A plurality of Utahns support gay marriage, according to a poll released Monday.

The poll, conducted last week by Benenson Strategy Group and commissioned by Freedom to Marry, asked 500 adults whether gay and lesbian couples should be allowed to marry in Utah. Forty-nine percent of respondents said they should be allowed, while 48 percent said they remain opposed.

Majorities of Democrats (79%) and independents (51%) support marriage equality, as do 29 percent of Republicans.

Sixty-nine percent of respondents said same-sex marriage would not affect their families.

Ninety-four percent of married respondents said allowing gay couples to marry would affect their own marriages not much or not all, while 5 percent said it would a great deal or somewhat.

A large majority (67%) of respondents also want the Supreme Court to decide the issue and 66 percent believe the court will strike down state marriage bans.

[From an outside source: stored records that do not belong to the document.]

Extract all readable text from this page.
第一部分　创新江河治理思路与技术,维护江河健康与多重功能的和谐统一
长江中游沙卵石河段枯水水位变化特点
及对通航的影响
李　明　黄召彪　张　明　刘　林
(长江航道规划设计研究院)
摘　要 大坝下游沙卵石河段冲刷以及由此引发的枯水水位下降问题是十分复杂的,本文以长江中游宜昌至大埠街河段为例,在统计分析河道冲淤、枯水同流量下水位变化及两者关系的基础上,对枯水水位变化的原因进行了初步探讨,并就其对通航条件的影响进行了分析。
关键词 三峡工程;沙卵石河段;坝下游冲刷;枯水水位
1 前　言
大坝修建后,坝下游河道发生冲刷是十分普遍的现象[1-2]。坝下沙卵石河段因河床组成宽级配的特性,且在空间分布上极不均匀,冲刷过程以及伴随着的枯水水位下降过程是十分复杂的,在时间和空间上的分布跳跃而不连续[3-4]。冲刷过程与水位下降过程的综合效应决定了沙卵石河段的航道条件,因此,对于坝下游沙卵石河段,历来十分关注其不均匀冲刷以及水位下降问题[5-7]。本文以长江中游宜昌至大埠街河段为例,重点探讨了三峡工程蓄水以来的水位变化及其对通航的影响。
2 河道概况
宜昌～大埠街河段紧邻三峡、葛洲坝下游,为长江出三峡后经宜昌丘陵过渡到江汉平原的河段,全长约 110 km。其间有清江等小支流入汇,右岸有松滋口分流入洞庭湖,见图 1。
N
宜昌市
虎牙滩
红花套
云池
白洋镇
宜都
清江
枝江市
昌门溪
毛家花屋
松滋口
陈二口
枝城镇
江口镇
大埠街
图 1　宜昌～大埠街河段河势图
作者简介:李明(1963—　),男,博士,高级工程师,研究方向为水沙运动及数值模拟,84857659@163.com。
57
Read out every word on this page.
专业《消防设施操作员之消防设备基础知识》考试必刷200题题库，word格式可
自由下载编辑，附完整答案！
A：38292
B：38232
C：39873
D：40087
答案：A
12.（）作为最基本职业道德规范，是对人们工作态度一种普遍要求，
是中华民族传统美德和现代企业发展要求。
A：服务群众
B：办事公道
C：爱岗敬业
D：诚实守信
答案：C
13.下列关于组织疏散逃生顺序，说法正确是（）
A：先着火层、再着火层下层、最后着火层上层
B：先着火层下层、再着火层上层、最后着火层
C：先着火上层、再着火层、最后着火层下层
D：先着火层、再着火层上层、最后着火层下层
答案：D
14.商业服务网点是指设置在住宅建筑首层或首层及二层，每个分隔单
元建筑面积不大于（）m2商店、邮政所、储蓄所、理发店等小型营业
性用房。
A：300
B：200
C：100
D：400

“This poll shows that the people of Utah, like Americans all across the country, already support or are ready to live with the freedom to marry,” Evan Wolfson, president of Freedom to Marry, said in a statement announcing the findings. “Utahns, like Americans generally, believe the Supreme Court should act now and will rule in favor. Indeed, when the freedom to marry has come to states like Utah, there has been little or no real opposition or concern – even those who are less than keen know it’s coming and doesn’t affect their lives, their families, their marriages, or their community. The ‘dog that didn’t bark’ is further proof that America is ready for the freedom to marry and that it’s time for the Court to bring the country to national resolution.”

Joel Benenson, founder and CEO of Benenson Strategy Group, added: “When the freedom to marry is supported by a plurality in Utah, one of our most conservative states, it demonstrates that there is an irreversible trend taking place and that this trend is accelerating at a pace not previously seen on any issue.”

Supreme Court justices on Monday will meet behind closed doors to consider petitions from cases challenging bans in five states, including Utah, Wisconsin, Indiana, Virginia and Oklahoma.